In Shoun-Smith’s story, she writes that in the same year Cox won the grant, he was also invited in May of 2019 to present his research at the European Society of Cardiology Heart Failure Congress in Athens, Greece. His presented his work, called “Diuretic Strategies for Loop Diuretic Resistance in Acute Heart Failure: The 3T trial“, a study in which tested drugs that could eliminate excess fluid in patients who are resistant to the standard approaches.

Cox is currently published in the Journal of the American College of Cardiology: Heart Failure for “Diuretic Strategies for Loop Diuretic Resistance in Acute Heart Failure: The 3T trial”, and will also be published in this journal ” as a co-author of a review of diuretics in heart failure.” Cox stated that these are the top journals for heart failure in the world. In addition to being published in these journals, Cox also co-authored a chapter in the book “Cardiorenal Syndrome in Heart Failure” (a book on best practices for overcoming diuretic resistance) and is currently in a clinical trial as co-inventor and co-principal investigator Dr. Nick Haglund on “a novel inhaled milrinone formulation.” Cox has pioneered the patented inhaled form of this drug, a drug normally administered intravenously and often taken by patients at home waiting for a heart transplant. Inhaling the drug reduces the risk of infection, thus enhancing quality of life for these patients.

According to the story written by Shoun-Smith, Cox states, ” Everything that we are doing in these investigations is novel. We know that one-third of patients who leave the hospital are not fully decongested. One reason is that they are resistant to the class of medications that we use. The risk of that patient dying in the next year is really high. So we are demonstrating that different classes of medications can help with the decongestion and thus produce less chance of death in chronic heart failure patients.”

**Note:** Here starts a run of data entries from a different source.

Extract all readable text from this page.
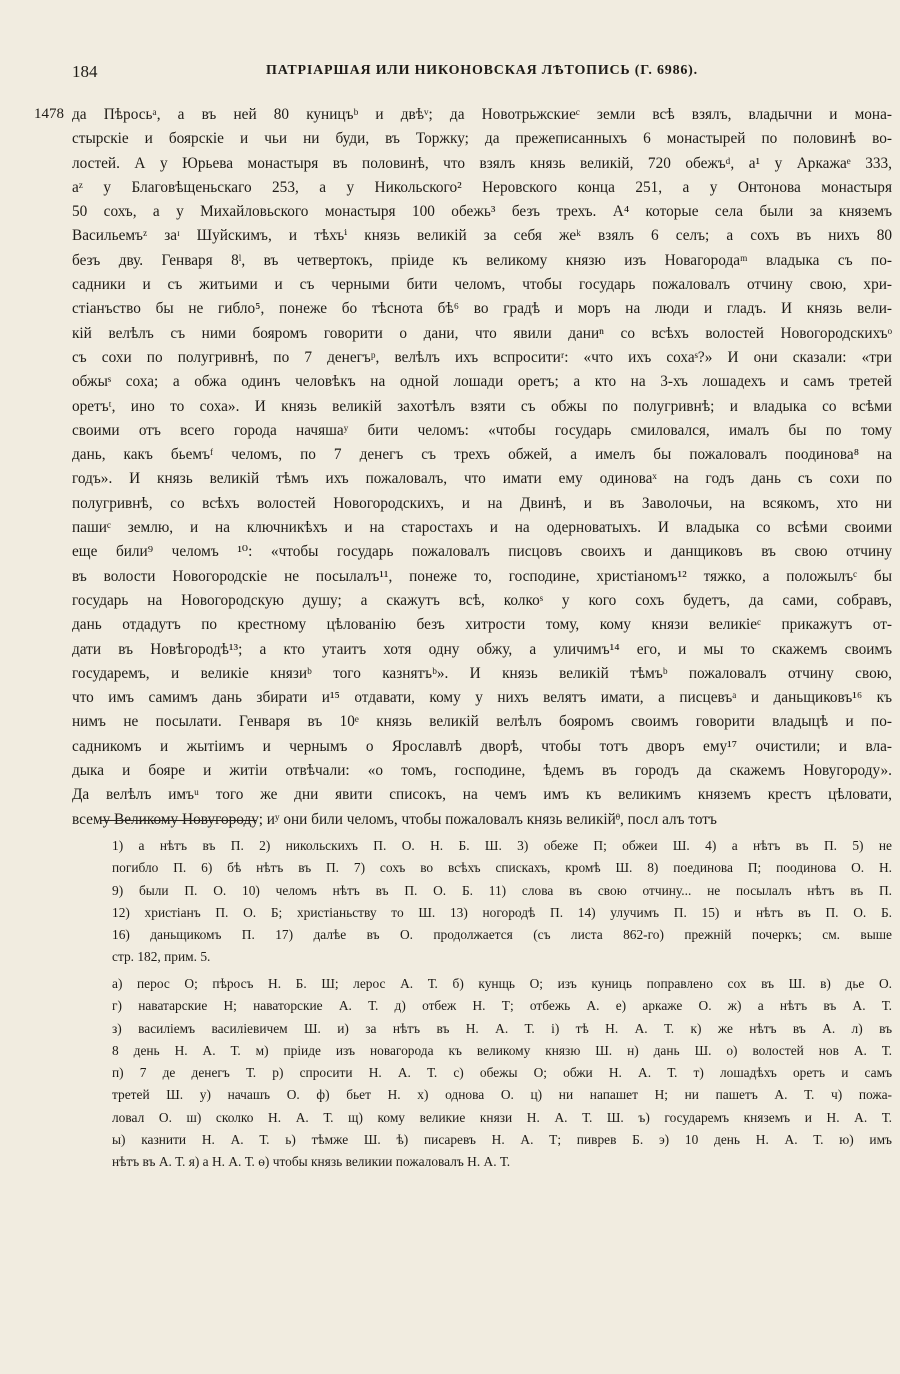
184	ПАТРІАРШАЯ ИЛИ НИКОНОВСКАЯ ЛѢТОПИСЬ (Г. 6986).
1478 да Пѣросьᵃ, а въ ней 80 куницъᵇ и двѣᵛ; да Новотрьжскиеᶜ земли всѣ взялъ, владычни и мона-
стырскiе и боярскiе и чьи ни буди, въ Торжку; да прежеписанныхъ 6 монастырей по половинѣ во-
лостей. А у Юрьева монастыря въ половинѣ, что взялъ князь великiй, 720 обежъᵈ, а¹ у Аркажаᵉ 333,
аᶻ у Благовѣщеньскаго 253, а у Никольского² Неровского конца 251, а у Онтонова монастыря
50 сохъ, а у Михайловьского монастыря 100 обежь³ безъ трехъ. А⁴ которые села были за княземъ
Васильемъᶻ заᶦ Шуйскимъ, и тѣхъⁱ князь великiй за себя жеᵏ взялъ 6 селъ; а сохъ въ нихъ 80
безъ дву. Генваря 8ˡ, въ четвертокъ, прiиде къ великому князю изъ Новагородаᵐ владыка съ по-
садники и съ житьими и съ черными бити челомъ, чтобы государь пожаловалъ отчину свою, хри-
стiанъство бы не гибло⁵, понеже бо тѣснота бѣ⁶ во градѣ и моръ на люди и гладъ. И князь вели-
кiй велѣлъ съ ними бояромъ говорити о дани, что явили даниⁿ со всѣхъ волостей Новогородскихъᵒ
съ сохи по полугривнѣ, по 7 денегъᵖ, велѣлъ ихъ вспроситиʳ: «что ихъ сохаˢ?» И они сказали: «три
обжыˢ соха; а обжа одинъ человѣкъ на одной лошади оретъ; а кто на 3-хъ лошадехъ и самъ третей
оретъᵗ, ино то соха». И князь великiй захотѣлъ взяти съ обжы по полугривнѣ; и владыка со всѣми
своими отъ всего города начяшаʸ бити челомъ: «чтобы государь смиловался, ималъ бы по тому
дань, какъ бьемъᶠ челомъ, по 7 денегъ съ трехъ обжей, а имелъ бы пожаловалъ поодинова⁸ на
годъ». И князь великiй тѣмъ ихъ пожаловалъ, что имати ему одиноваˣ на годъ дань съ сохи по
полугривнѣ, со всѣхъ волостей Новогородскихъ, и на Двинѣ, и въ Заволочьи, на всякомъ, хто ни
пашиᶜ землю, и на ключникѣхъ и на старостахъ и на одерноватыхъ. И владыка со всѣми своими
еще били⁹ челомъ ¹⁰: «чтобы государь пожаловалъ писцовъ своихъ и данщиковъ въ свою отчину
въ волости Новогородскiе не посылалъ¹¹, понеже то, господине, христiаномъ¹² тяжко, а положылъᶜ бы
государь на Новогородскую душу; а скажутъ всѣ, колкоˢ у кого сохъ будетъ, да сами, собравъ,
дань отдадутъ по крестному цѣлованiю безъ хитрости тому, кому князи великiеᶜ прикажутъ от-
дати въ Новѣгородѣ¹³; а кто утаитъ хотя одну обжу, а уличимъ¹⁴ его, и мы то скажемъ своимъ
государемъ, и великiе князиᵇ того казнятъᵇ». И князь великiй тѣмъᵇ пожаловалъ отчину свою,
что имъ самимъ дань збирати и¹⁵ отдавати, кому у нихъ велятъ имати, а писцевъᵃ и даньщиковъ¹⁶ къ
нимъ не посылати. Генваря въ 10ᵉ князь великiй велѣлъ бояромъ своимъ говорити владыцѣ и по-
садникомъ и жытiимъ и чернымъ о Ярославлѣ дворѣ, чтобы тотъ дворъ ему¹⁷ очистили; и вла-
дыка и бояре и житiи отвѣчали: «о томъ, господине, ѣдемъ въ городъ да скажемъ Новугороду».
Да велѣлъ имъᵘ того же дни явити списокъ, на чемъ имъ къ великимъ княземъ крестъ цѣловати,
всему Великому Новугороду; иʸ они били челомъ, чтобы пожаловалъ князь великiйᶿ, посл алъ тотъ
1) а нѣтъ въ П. 2) никольскихъ П. О. Н. Б. Ш. 3) обеже П; обжеи Ш. 4) а нѣтъ въ П. 5) не
погибло П. 6) бѣ нѣтъ въ П. 7) сохъ во всѣхъ спискахъ, кромѣ Ш. 8) поединова П; поодинова О. Н.
9) были П. О. 10) челомъ нѣтъ въ П. О. Б. 11) слова въ свою отчину... не посылалъ нѣтъ въ П.
12) христiанъ П. О. Б; христiаньству то Ш. 13) ногородѣ П. 14) улучимъ П. 15) и нѣтъ въ П. О. Б.
16) даньщикомъ П. 17) далѣе въ О. продолжается (съ листа 862-го) прежнiй почеркъ; см. выше
стр. 182, прим. 5.
а) перос О; пѣросъ Н. Б. Ш; лерос А. Т. б) кунщь О; изъ куниць поправлено сох въ Ш. в) дье О.
г) наватарские Н; наваторские А. Т. д) отбеж Н. Т; отбежь А. е) аркаже О. ж) а нѣтъ въ А. Т.
з) василiемъ василiевичем Ш. и) за нѣтъ въ Н. А. Т. i) тѣ Н. А. Т. к) же нѣтъ въ А. л) въ
8 день Н. А. Т. м) прiиде изъ новагорода къ великому князю Ш. н) дань Ш. о) волостей нов А. Т.
п) 7 де денегъ Т. р) спросити Н. А. Т. с) обежы О; обжи Н. А. Т. т) лошадѣхъ оретъ и самъ
третей Ш. у) начашъ О. ф) бьет Н. х) однова О. ц) ни напашет Н; ни пашетъ А. Т. ч) пожа-
ловал О. ш) сколко Н. А. Т. щ) кому великие князи Н. А. Т. Ш. ъ) государемъ княземъ и Н. А. Т.
ы) казнити Н. А. Т. ь) тѣмже Ш. ѣ) писаревъ Н. А. Т; пиврев Б. э) 10 день Н. А. Т. ю) имъ
нѣтъ въ А. Т. я) а Н. А. Т. ѳ) чтобы князь великии пожаловалъ Н. А. Т.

Cox has worked in dual appointment at Lipscomb and Vanderbilt, striving to provide the finest patient care, researching Vanderbilt’s heart failure patients, and supervising David Lipscomb University students “in their Advanced Pharmacy Practice Experiences.”

Cox has been recognized world-wide for these achievements, including praise from the Cleveland Clinic cardiologists, which has provided the professor chances to “share the best practices around the world and builds the scientific community’s respect in Lipscomb’s research, thus boosting the chance of future grants and publications”, Cox said.

One can’t help but to feel a sense of home town pride, seeing one of our own succeed.